Примечание: у меня сохранились слайды об этой памятной поездке. В ближайшее время я их оцифрую и представлю на этой странице.
     Мы разожгли костер и приготовили шашлыки. После третьего (или четвертого) стакана вина я робко вернулся к вопросу о “невыученных уроках”.
-       А-а-а! Помню, помню! – радостно закивал Михаил Львович. – Сид из “Тома Сойера”!
     Тут уж я рассказал ему, что и как происходило на самом деле. До восьмого класса я и, правда, не интересовался ни физикой, ни математикой, и разброс оценок по этим предметам у меня варьировался от двоек до случайных пятерок. А история с возможным изгнанием из школы была большой неприятностью, как для меня, так и для моих родителей.

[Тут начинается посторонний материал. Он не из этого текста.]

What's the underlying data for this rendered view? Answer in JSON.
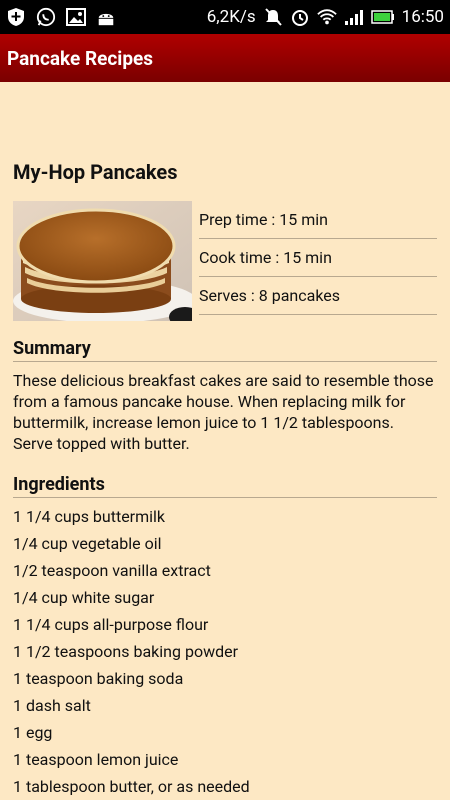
{
  "status_bar": {
    "speed": "6,2K/s",
    "time": "16:50"
  },
  "action_bar": {
    "title": "Pancake Recipes"
  },
  "recipe": {
    "title": "My-Hop Pancakes",
    "prep_time": "Prep time : 15 min",
    "cook_time": "Cook time : 15 min",
    "serves": "Serves : 8 pancakes",
    "summary_heading": "Summary",
    "summary": "These delicious breakfast cakes are said to resemble those from a famous pancake house. When replacing milk for buttermilk, increase lemon juice to 1 1/2 tablespoons. Serve topped with butter.",
    "ingredients_heading": "Ingredients",
    "ingredients": [
      "1 1/4 cups buttermilk",
      "1/4 cup vegetable oil",
      "1/2 teaspoon vanilla extract",
      "1/4 cup white sugar",
      "1 1/4 cups all-purpose flour",
      "1 1/2 teaspoons baking powder",
      "1 teaspoon baking soda",
      "1 dash salt",
      "1 egg",
      "1 teaspoon lemon juice",
      "1 tablespoon butter, or as needed"
    ]
  }
}
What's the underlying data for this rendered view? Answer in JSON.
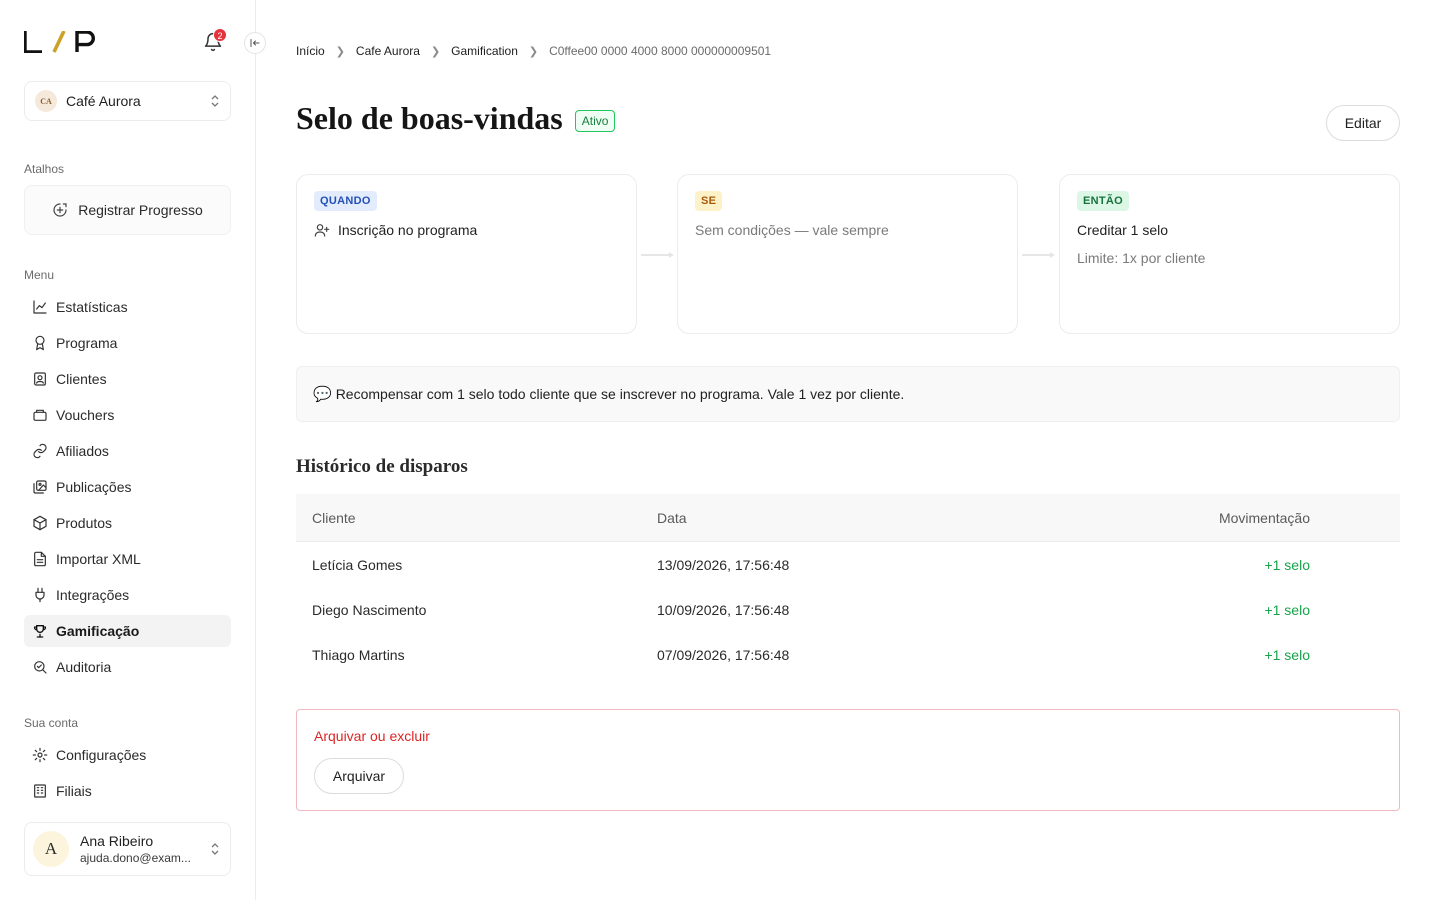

      А дело было так: в седьмом классе я снял со стены портрет генсека Н.С.Хрущева, уложил его в продолговатый ящик для мела и тряпок, весьма похожий на гробик, поставил по бокам две свечи (их принесли для опытов по физике) и зажег. Что именно я делаю - отчета себе не отдавал. Был бы под рукой другой портрет, я бы сделал то же самое. Мне было важно посмешить своих одноклассников. В этот момент в класс вошла наша физрук и классный руководитель - Галина Григорьевна Иванишина и устроила грандиозный скандал. Меня хотели выгнать из школы, отца вызывали в партком. Я был наказан. Потом все как-то утряслось. Тем более, что и Хрущева вскоре сняли со своего поста. Но, в мое личное дело попала соответствующая характеристика.
-       Поня-я-тно. – Задумчиво протянул Михаил Львович в этом месте рассказа. – неблагонадежный, значит.
-       Ну да. А потом, когда отца перевели на новое место службы, в другой город, родители эту характеристику благополучно “потеряли”.
-       Ну, и правильно сделали. – Заметил Михаил Львович. – Хотя, времена были уже не те, что достались нашему брату.

        Потом Михаил Львович с Наталией Михайловной долго стояли у края смотровой площадки, глядя на Казбек и быстро темнеющее небо с ярко горящими звездами…
       Повидаться еще раз с этими удивительными людьми мне, увы, не довелось.
       Михаил Львович ушел из жизни в 1992 г, когда ему шел 72-ой год.
      Надо сказать, что для меня эти короткие встречи с выдающимся ученым и замечательным человеком стали одним из самых драгоценных воспоминаний в моей жизни.